ANKARA (AA) - Başbakan Yardımcısı Recep Akdağ, CHP Genel Başkanı Kemal Kılıçdaroğlu'nun erken yerel seçim çağrısı konusunda, "(Yenilen pehlivan güreşe doymaz) derim. Aslında Sayın Kılıçdaroğlu, Batılı bir ülkenin ana muhalefet partisi genel başkanı olsaydı, şimdiye kadar 40 defa istifa ederdi. Bu kadar yenilgiden sonra ağzını doldura doldura yüksek perdeden meydan okumalara gülümsüyorum. Bunlar gündem oluşturmak için yapılan şeyler. Yarın kendisine 'hadi' dense kaçacak delik arayacaktır." dedi.

Akdağ, TGRT Haber canlı yayınında gündeme ilişkin değerlendirmelerde bulundu, soruları yanıtladı.

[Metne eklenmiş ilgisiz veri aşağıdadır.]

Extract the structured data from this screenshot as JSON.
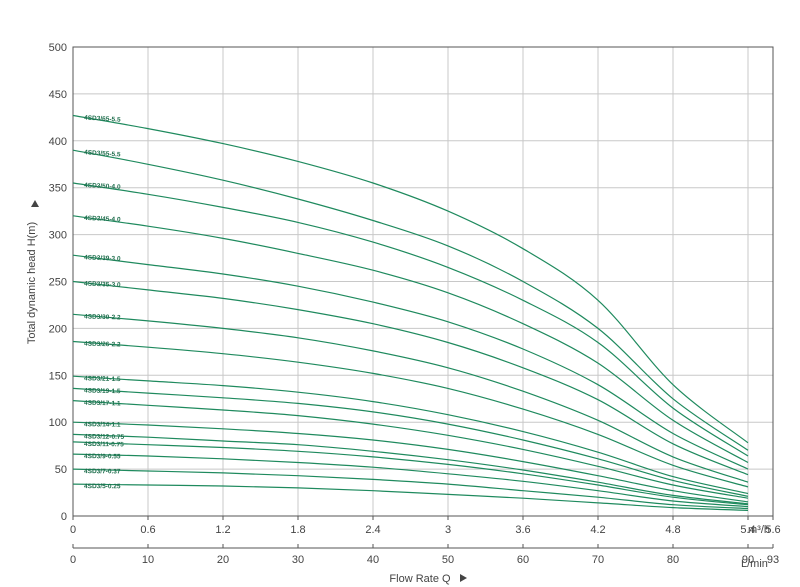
{
  "chart_data": {
    "type": "line",
    "ylabel": "Total dynamic head H(m)",
    "xlabel": "Flow Rate Q",
    "x_unit_top": "m³/h",
    "x_unit_bottom": "L/min",
    "ylim": [
      0,
      500
    ],
    "xlim": [
      0,
      5.6
    ],
    "y_ticks": [
      "0",
      "50",
      "100",
      "150",
      "200",
      "250",
      "300",
      "350",
      "400",
      "450",
      "500"
    ],
    "x_ticks_m3h": [
      "0",
      "0.6",
      "1.2",
      "1.8",
      "2.4",
      "3",
      "3.6",
      "4.2",
      "4.8",
      "5.4",
      "5.6"
    ],
    "x_ticks_lmin": [
      "0",
      "10",
      "20",
      "30",
      "40",
      "50",
      "60",
      "70",
      "80",
      "90",
      "93"
    ],
    "grid": true,
    "x": [
      0,
      0.6,
      1.2,
      1.8,
      2.4,
      3.0,
      3.6,
      4.2,
      4.8,
      5.4
    ],
    "series": [
      {
        "name": "4SD3/65-5.5",
        "values": [
          427,
          413,
          397,
          378,
          355,
          325,
          285,
          230,
          140,
          78
        ]
      },
      {
        "name": "4SD3/55-5.5",
        "values": [
          390,
          375,
          358,
          338,
          315,
          288,
          250,
          200,
          125,
          70
        ]
      },
      {
        "name": "4SD3/50-4.0",
        "values": [
          355,
          343,
          329,
          313,
          292,
          265,
          230,
          185,
          115,
          64
        ]
      },
      {
        "name": "4SD3/45-4.0",
        "values": [
          320,
          309,
          296,
          280,
          262,
          238,
          205,
          163,
          102,
          57
        ]
      },
      {
        "name": "4SD3/39-3.0",
        "values": [
          278,
          268,
          258,
          245,
          228,
          207,
          178,
          140,
          88,
          50
        ]
      },
      {
        "name": "4SD3/35-3.0",
        "values": [
          250,
          241,
          232,
          220,
          205,
          185,
          158,
          124,
          77,
          44
        ]
      },
      {
        "name": "4SD3/30-2.2",
        "values": [
          215,
          208,
          200,
          190,
          176,
          158,
          133,
          102,
          63,
          36
        ]
      },
      {
        "name": "4SD3/26-2.2",
        "values": [
          186,
          180,
          173,
          164,
          152,
          136,
          114,
          87,
          54,
          31
        ]
      },
      {
        "name": "4SD3/21-1.5",
        "values": [
          149,
          144,
          139,
          132,
          122,
          108,
          90,
          68,
          42,
          24
        ]
      },
      {
        "name": "4SD3/19-1.5",
        "values": [
          136,
          131,
          126,
          120,
          111,
          98,
          81,
          61,
          38,
          21
        ]
      },
      {
        "name": "4SD3/17-1.1",
        "values": [
          123,
          118,
          113,
          107,
          98,
          86,
          71,
          53,
          33,
          19
        ]
      },
      {
        "name": "4SD3/14-1.1",
        "values": [
          100,
          97,
          93,
          88,
          81,
          71,
          58,
          43,
          27,
          15
        ]
      },
      {
        "name": "4SD3/12-0.75",
        "values": [
          87,
          84,
          80,
          76,
          69,
          60,
          49,
          36,
          22,
          13
        ]
      },
      {
        "name": "4SD3/11-0.75",
        "values": [
          79,
          76,
          73,
          69,
          63,
          55,
          45,
          33,
          20,
          12
        ]
      },
      {
        "name": "4SD3/9-0.55",
        "values": [
          66,
          64,
          61,
          57,
          52,
          45,
          37,
          27,
          16,
          10
        ]
      },
      {
        "name": "4SD3/7-0.37",
        "values": [
          50,
          48,
          46,
          43,
          39,
          34,
          27,
          20,
          12,
          8
        ]
      },
      {
        "name": "4SD3/5-0.25",
        "values": [
          34,
          33,
          32,
          30,
          27,
          23,
          19,
          14,
          9,
          6
        ]
      }
    ],
    "colors": {
      "curve": "#1f8a5e",
      "label": "#1f6e4d",
      "grid": "#c8c8c8"
    }
  }
}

Belediye başkanlarının istifa sürecinin kamuoyunda çok sık yer aldığının hatırlatılması üzerine Akdağ, bu tartışmaların tabii olduğunu ancak istifa süreçleri konusunda ortaya atılan iddiaların büyük bir bölümünün de spekülatif ve yoruma dayandığını dile getirdi.

İstifa eden, edeceğini açıklayan belediye başkanlarıyla Cumhurbaşkanı ve AK Parti Genel Başkanı Recep Tayyip Erdoğan ile partinin genel merkez yöneticilerinin görüştüğünü anımsatan Akdağ, bunun aynı zamanda bir parti geleneği olduğuna işaret etti.

AK Parti'nin kişi odaklı bir parti olmadığının altını çizen Akdağ, "Bu başkanlarımızın görevden ayrılmalarının gerekli olduğu yapılan istişarelerle ortaya konmuş, Cumhurbaşkanımız ve Başbakanımız belli bir aşamadan sonra kamuoyuna deklare etmek zorunda kalmışlar. Biz bu aşamaların tamamlanmasını bekliyoruz. Bütün bu çabalar, vatandaşa verilen hizmetin daha iyi gelmesi için, başka bir gaye yok. Belediyelerden vatandaşımıza verilen hizmetler, vatandaşın arzuladığı hale dönüşsün için. Nasıl ki bu değerli belediye başkanlarımız, partimizin yetkili organları tarafından karar verilerek aday gösterilmişse, bugün yine bu organların oturup istişare edip bu arkadaşlarımızın görevden ayrılmalarını beklemesi benim kanaatimce çok tabiidir." diye konuştu.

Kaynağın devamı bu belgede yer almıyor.